Uploading files

Drag, drop, and resumable chunked uploads.

You can add files to OneSVD by dropping them into the watched directory on disk, or by uploading through the web UI. The UI handles large files gracefully.

From the browser#

Drag files onto the window, or use the upload control. Folders upload with their structure intact.

You don't need the web UI#

The web UI is a convenience, not a requirement. Because the watcher monitors the data directory directly, any file that lands in the watched directory is picked up and fingerprinted — no matter how it got there. On a local node you can skip the browser entirely and move files with the tools you already use:

shell
scp ./build.tar.gz user@node:/path/to/watched-dir/

The moment the transfer completes, the watcher hashes the file and the tree updates — the same as a drag-and-drop upload. cp, mv, rsync, a build script writing output, or an scp from another machine all work identically.

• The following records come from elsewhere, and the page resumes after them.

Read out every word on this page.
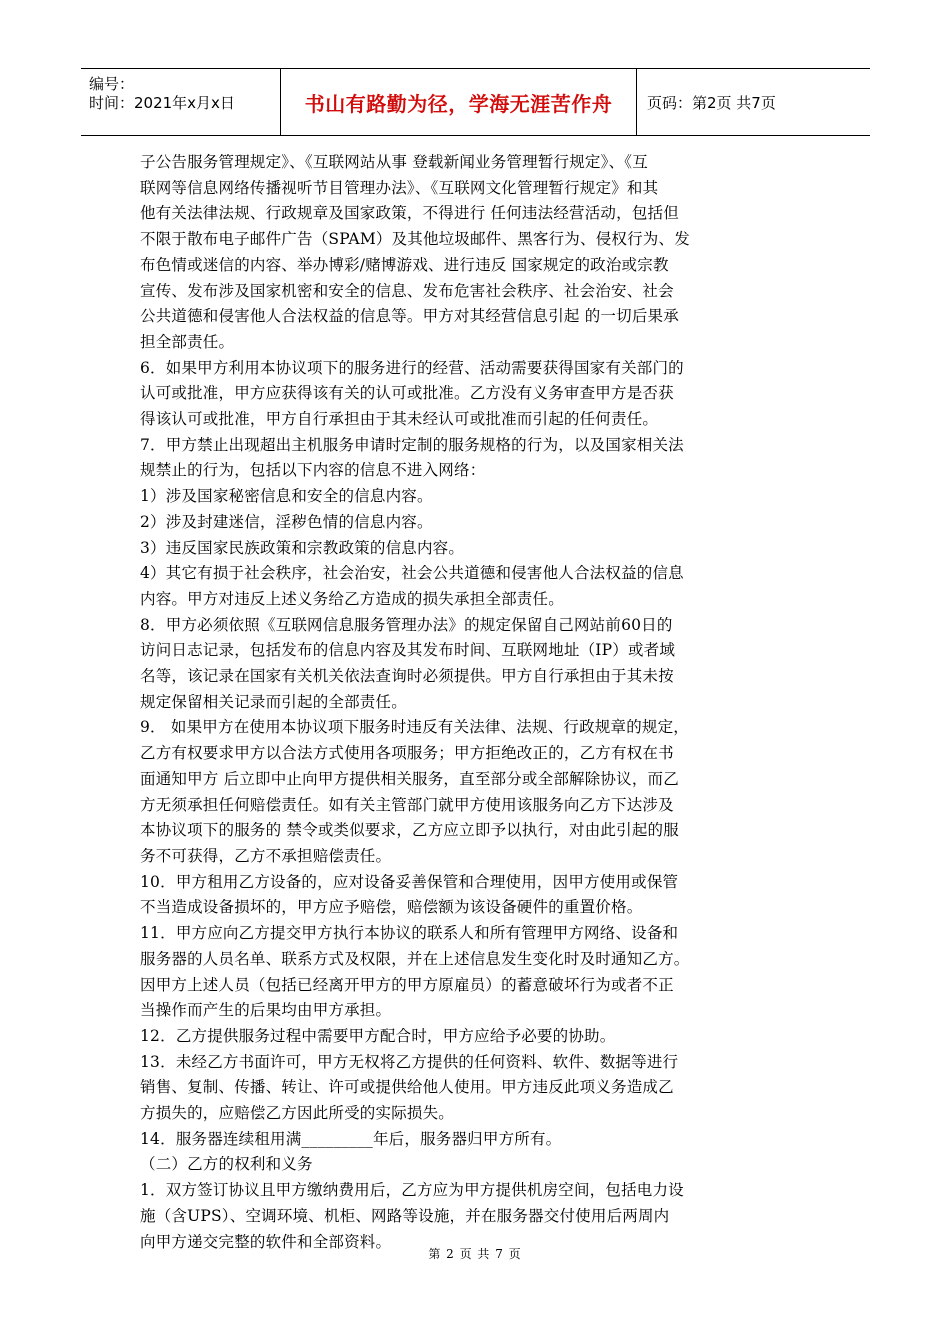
编号：
时间：2021年x月x日	书山有路勤为径，学海无涯苦作舟	页码：第2页 共7页

子公告服务管理规定》、《互联网站从事 登载新闻业务管理暂行规定》、《互

联网等信息网络传播视听节目管理办法》、《互联网文化管理暂行规定》和其

他有关法律法规、行政规章及国家政策，不得进行 任何违法经营活动，包括但

不限于散布电子邮件广告（SPAM）及其他垃圾邮件、黑客行为、侵权行为、发

布色情或迷信的内容、举办博彩/赌博游戏、进行违反 国家规定的政治或宗教

宣传、发布涉及国家机密和安全的信息、发布危害社会秩序、社会治安、社会

公共道德和侵害他人合法权益的信息等。甲方对其经营信息引起 的一切后果承

担全部责任。

6．如果甲方利用本协议项下的服务进行的经营、活动需要获得国家有关部门的

认可或批准，甲方应获得该有关的认可或批准。乙方没有义务审查甲方是否获

得该认可或批准，甲方自行承担由于其未经认可或批准而引起的任何责任。

7．甲方禁止出现超出主机服务申请时定制的服务规格的行为，以及国家相关法

规禁止的行为，包括以下内容的信息不进入网络：

1）涉及国家秘密信息和安全的信息内容。

2）涉及封建迷信，淫秽色情的信息内容。

3）违反国家民族政策和宗教政策的信息内容。

4）其它有损于社会秩序，社会治安，社会公共道德和侵害他人合法权益的信息

内容。甲方对违反上述义务给乙方造成的损失承担全部责任。

8．甲方必须依照《互联网信息服务管理办法》的规定保留自己网站前60日的

访问日志记录，包括发布的信息内容及其发布时间、互联网地址（IP）或者域

名等，该记录在国家有关机关依法查询时必须提供。甲方自行承担由于其未按

规定保留相关记录而引起的全部责任。

9． 如果甲方在使用本协议项下服务时违反有关法律、法规、行政规章的规定，

乙方有权要求甲方以合法方式使用各项服务；甲方拒绝改正的，乙方有权在书

面通知甲方 后立即中止向甲方提供相关服务，直至部分或全部解除协议，而乙

方无须承担任何赔偿责任。如有关主管部门就甲方使用该服务向乙方下达涉及

本协议项下的服务的 禁令或类似要求，乙方应立即予以执行，对由此引起的服

务不可获得，乙方不承担赔偿责任。

10．甲方租用乙方设备的，应对设备妥善保管和合理使用，因甲方使用或保管

不当造成设备损坏的，甲方应予赔偿，赔偿额为该设备硬件的重置价格。

11．甲方应向乙方提交甲方执行本协议的联系人和所有管理甲方网络、设备和

服务器的人员名单、联系方式及权限，并在上述信息发生变化时及时通知乙方。

因甲方上述人员（包括已经离开甲方的甲方原雇员）的蓄意破坏行为或者不正

当操作而产生的后果均由甲方承担。

12．乙方提供服务过程中需要甲方配合时，甲方应给予必要的协助。

13．未经乙方书面许可，甲方无权将乙方提供的任何资料、软件、数据等进行

销售、复制、传播、转让、许可或提供给他人使用。甲方违反此项义务造成乙

方损失的，应赔偿乙方因此所受的实际损失。

14．服务器连续租用满_________年后，服务器归甲方所有。

（二）乙方的权利和义务

1．双方签订协议且甲方缴纳费用后，乙方应为甲方提供机房空间，包括电力设

施（含UPS）、空调环境、机柜、网路等设施，并在服务器交付使用后两周内

向甲方递交完整的软件和全部资料。

第 2 页 共 7 页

The UI just gives you a view of what the watcher already sees.

Tip:

This makes OneSVD easy to slot into existing automation: point your pipeline's output or backup job at the watched directory and it's fingerprinted automatically, with no API call or upload step.

Resumable uploads#

Files above a size threshold upload in chunks. Each chunk is hashed and sent in sequence, and progress is tracked — so if your connection drops or you refresh the page, the upload resumes where it left off rather than starting over.

Tip:

Because the watcher is the source of truth, an uploaded file appears in the tree the moment it lands on disk — the same path a manual copy would take.